Percebemos também o alcance sociopolítico dessa passagem. A proclamação de Jesus confronta sistemas de dominação e desigualdade. Hoje, a mesma Palavra denuncia as teologias distorcidas que instrumentalizam o Evangelho. Contra a teologia da prosperidade, recorda-se que o Messias não veio acumular riquezas nem prometer sucesso material, mas anunciar boas notícias aos pobres. Contra a teologia do domínio, mostra-se que Jesus não busca poder, mas serviço. Contra o individualismo, proclama-se que a salvação é comunhão e partilha. Contra a fé mercadoria, que transforma rituais em negócios e igrejas em mercados de milagres, afirma-se que a graça é gratuita, dom de Deus, e não produto de consumo.

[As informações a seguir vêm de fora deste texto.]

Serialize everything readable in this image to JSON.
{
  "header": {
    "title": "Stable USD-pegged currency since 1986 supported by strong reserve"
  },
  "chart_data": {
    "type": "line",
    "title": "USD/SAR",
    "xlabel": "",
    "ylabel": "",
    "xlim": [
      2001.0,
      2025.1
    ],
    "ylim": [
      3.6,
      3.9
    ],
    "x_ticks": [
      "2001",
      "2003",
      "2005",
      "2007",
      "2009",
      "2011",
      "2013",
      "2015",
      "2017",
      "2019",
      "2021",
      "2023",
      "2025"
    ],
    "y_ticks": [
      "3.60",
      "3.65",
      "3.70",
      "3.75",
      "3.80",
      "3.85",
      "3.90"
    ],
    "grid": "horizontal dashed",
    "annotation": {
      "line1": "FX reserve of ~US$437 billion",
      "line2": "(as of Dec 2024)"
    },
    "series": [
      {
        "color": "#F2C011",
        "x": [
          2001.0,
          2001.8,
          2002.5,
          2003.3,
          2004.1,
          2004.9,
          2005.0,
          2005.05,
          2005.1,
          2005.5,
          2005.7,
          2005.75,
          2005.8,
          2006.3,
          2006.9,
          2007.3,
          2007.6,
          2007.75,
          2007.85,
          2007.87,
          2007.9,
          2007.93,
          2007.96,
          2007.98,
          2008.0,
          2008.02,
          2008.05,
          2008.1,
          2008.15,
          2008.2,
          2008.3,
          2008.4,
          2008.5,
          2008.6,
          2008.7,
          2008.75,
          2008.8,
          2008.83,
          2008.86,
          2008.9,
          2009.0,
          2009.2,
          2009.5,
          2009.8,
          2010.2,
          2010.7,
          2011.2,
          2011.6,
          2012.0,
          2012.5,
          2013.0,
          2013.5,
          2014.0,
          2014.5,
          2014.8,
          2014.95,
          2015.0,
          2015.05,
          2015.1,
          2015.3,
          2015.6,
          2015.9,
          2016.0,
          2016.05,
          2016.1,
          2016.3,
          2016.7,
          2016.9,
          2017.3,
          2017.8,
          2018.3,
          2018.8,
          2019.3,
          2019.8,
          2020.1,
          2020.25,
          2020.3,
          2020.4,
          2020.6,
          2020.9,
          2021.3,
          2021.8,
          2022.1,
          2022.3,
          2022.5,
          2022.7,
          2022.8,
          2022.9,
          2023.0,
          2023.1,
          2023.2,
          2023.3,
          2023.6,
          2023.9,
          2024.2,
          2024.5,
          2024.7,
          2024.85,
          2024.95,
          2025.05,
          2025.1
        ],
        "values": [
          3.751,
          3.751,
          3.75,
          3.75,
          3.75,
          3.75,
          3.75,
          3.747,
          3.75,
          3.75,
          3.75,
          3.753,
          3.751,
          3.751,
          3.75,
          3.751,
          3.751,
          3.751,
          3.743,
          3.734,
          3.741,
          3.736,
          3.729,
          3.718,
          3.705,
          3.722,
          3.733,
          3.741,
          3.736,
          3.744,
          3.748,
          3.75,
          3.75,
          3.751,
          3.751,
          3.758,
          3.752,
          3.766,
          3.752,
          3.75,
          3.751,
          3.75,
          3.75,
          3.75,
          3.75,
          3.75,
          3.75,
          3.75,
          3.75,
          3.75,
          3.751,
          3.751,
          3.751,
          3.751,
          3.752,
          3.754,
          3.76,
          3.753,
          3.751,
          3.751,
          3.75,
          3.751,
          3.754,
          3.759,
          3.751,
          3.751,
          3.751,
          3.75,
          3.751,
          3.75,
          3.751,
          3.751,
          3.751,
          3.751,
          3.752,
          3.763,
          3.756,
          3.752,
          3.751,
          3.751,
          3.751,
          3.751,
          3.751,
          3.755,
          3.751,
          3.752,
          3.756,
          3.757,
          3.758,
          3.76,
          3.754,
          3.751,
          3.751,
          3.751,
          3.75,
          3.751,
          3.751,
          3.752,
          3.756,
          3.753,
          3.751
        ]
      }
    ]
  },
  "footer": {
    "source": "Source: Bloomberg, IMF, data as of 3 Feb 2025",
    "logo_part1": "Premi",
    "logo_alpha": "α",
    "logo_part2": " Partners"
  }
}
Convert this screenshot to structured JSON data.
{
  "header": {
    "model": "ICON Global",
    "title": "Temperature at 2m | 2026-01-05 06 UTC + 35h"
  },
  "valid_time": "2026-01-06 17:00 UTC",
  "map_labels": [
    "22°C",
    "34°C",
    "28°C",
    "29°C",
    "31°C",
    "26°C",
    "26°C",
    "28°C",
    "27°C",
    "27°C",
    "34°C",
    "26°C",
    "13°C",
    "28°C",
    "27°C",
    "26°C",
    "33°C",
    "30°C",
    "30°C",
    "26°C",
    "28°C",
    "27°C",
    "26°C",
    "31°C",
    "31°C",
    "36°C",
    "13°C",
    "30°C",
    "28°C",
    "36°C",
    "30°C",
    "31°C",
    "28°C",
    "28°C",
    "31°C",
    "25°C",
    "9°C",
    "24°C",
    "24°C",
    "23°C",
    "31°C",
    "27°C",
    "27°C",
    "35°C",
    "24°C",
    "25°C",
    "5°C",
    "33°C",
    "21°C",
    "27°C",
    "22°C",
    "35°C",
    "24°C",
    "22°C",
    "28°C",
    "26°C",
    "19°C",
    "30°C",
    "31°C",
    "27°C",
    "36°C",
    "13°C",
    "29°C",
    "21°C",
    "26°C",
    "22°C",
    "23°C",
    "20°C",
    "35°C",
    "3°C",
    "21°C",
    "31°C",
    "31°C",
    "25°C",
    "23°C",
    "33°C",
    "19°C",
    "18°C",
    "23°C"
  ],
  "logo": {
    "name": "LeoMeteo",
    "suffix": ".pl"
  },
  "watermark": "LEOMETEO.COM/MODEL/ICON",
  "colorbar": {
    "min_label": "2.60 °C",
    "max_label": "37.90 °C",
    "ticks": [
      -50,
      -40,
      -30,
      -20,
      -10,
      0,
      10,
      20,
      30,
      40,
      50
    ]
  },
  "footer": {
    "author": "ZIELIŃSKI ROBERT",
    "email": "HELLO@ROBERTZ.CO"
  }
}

O clericalismo também é desmascarado nesse texto. Quando a fé se reduz a poder clerical, perde-se o dinamismo profético de Jesus. O Papa Francisco recorda, na Evangelii Gaudium (n. 102), que o clericalismo é uma das tentações mais nocivas da Igreja, porque gera uma elite separada do povo, sufocando a profecia. Em Lucas 4, Jesus se coloca não como um sacerdote distante, mas como um profeta inserido no meio do povo, com autoridade que nasce do Espírito e da fidelidade à Palavra.

 Gaudium et Spes (n. 63-66) reforçam que as alegrias e esperanças, as tristezas e angústias dos pobres e de todos os que sofrem são também as alegrias e esperanças dos discípulos de Cristo. A Fratelli Tutti (n. 39) denuncia a globalização da indiferença e convoca a uma fraternidade aberta. Nesse horizonte, Lucas 4,16-30 nos interpela a reconhecer que a Palavra viva de Jesus continua a nos chamar a construir uma sociedade mais justa, solidária e inclusiva.

Por fim, essa passagem revela uma verdade antropológica universal: o ser humano tende a resistir ao novo, sobretudo quando o novo exige conversão de mentalidade e abandono de privilégios. A filosofia existencial ajuda a compreender esse drama: a liberdade assusta, porque implica responsabilidade. A psicologia aponta como os mecanismos de defesa, como a negação e a projeção, surgem diante da Palavra que desinstala. Mas é justamente nesse confronto que a salvação acontece. Jesus passa pelo meio deles e segue adiante (Lc 4,30): não se deixa deter pelo medo ou pela violência, porque sua missão é maior do que a rejeição.

Hoje, diante desse Evangelho, somos chamados a perguntar: 

  • Qual é o nosso projeto “hoje”? 
  • Onde precisamos deixar que a Palavra se cumpra? 
  • Onde resistimos, como os nazarenos, porque a mensagem nos incomoda? 
  • E como comunidade, estamos dispostos a abrir espaço para os pobres, os estrangeiros, os diferentes, ou continuamos a reproduzir muros e exclusões? 

A Boa Nova de Jesus não cabe em templos fechados, nem em projetos de poder, mas floresce quando a Palavra é acolhida como fermento de vida nova, reconciliação e justiça.